Buck told Medscape Medical News that he thought these suggestions were "a fantastic idea to explore."

"The treatment element is certainly worth exploring in a future phase," he said. "Difficult but useful."

Paulo Nassar, MD, PhD, an intensivist at the A.C. Camargo Cancer Center in Sao Paulo, Brazil, commented that he is "always discussing prognosis with oncologists" and that he has sent the tool to all his intensive care unit colleagues, adding that he intends to use the tool for patient cases.

Nassar also had some ideas for improvements. "If I could suggest anything, it would be to include a range — maybe something like CI [confidence interval] 95% — for the survival estimates, although I'm not sure it would help patients, but certainly doctors would be helped."

Buck told Medscape Medical News that he and his team of developers have already had conversations with three major national insurers/health systems about how to integrate into patient- and physician-facing tools. "All have expressed interest in working together," he said. "And based on feedback from oncologists, we're adding additional statistical details — the percentiles for survival for the healthcare professional version only. We should have this ready soon."

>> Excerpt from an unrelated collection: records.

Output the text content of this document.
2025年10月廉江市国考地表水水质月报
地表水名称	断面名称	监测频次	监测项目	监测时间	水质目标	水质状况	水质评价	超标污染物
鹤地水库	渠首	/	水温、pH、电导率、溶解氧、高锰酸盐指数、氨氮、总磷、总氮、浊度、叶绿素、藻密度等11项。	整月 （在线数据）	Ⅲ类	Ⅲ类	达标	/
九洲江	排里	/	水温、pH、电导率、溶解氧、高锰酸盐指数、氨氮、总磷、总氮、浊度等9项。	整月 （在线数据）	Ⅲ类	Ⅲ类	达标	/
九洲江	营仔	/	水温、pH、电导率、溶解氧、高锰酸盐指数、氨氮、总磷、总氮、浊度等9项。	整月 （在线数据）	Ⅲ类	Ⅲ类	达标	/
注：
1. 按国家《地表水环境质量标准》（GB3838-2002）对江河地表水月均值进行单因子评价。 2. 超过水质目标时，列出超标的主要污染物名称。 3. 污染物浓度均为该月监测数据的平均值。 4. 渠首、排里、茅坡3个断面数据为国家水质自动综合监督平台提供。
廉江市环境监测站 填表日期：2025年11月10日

Given that the tool only launched at the end of 2019, feedback from patients is still limited. Still, Buck noted, it has been interesting so far. "The number one email question/complaint we get is 'Why isn't my type of cancer included?' " he said. "These cancers usually pertain to brain, gallbladder, appendix, duodenal, and other leukemias."

There are two main reasons for not including them, at least for now. One is that the complexity and the number of individual factors involved are too numerous to provide useful comparisons. The second is the sample size. "Some of these types have less than 1000 patients a year," he said, "so building a model with multiple variables would have too much variability in survival rate estimates for subgroups."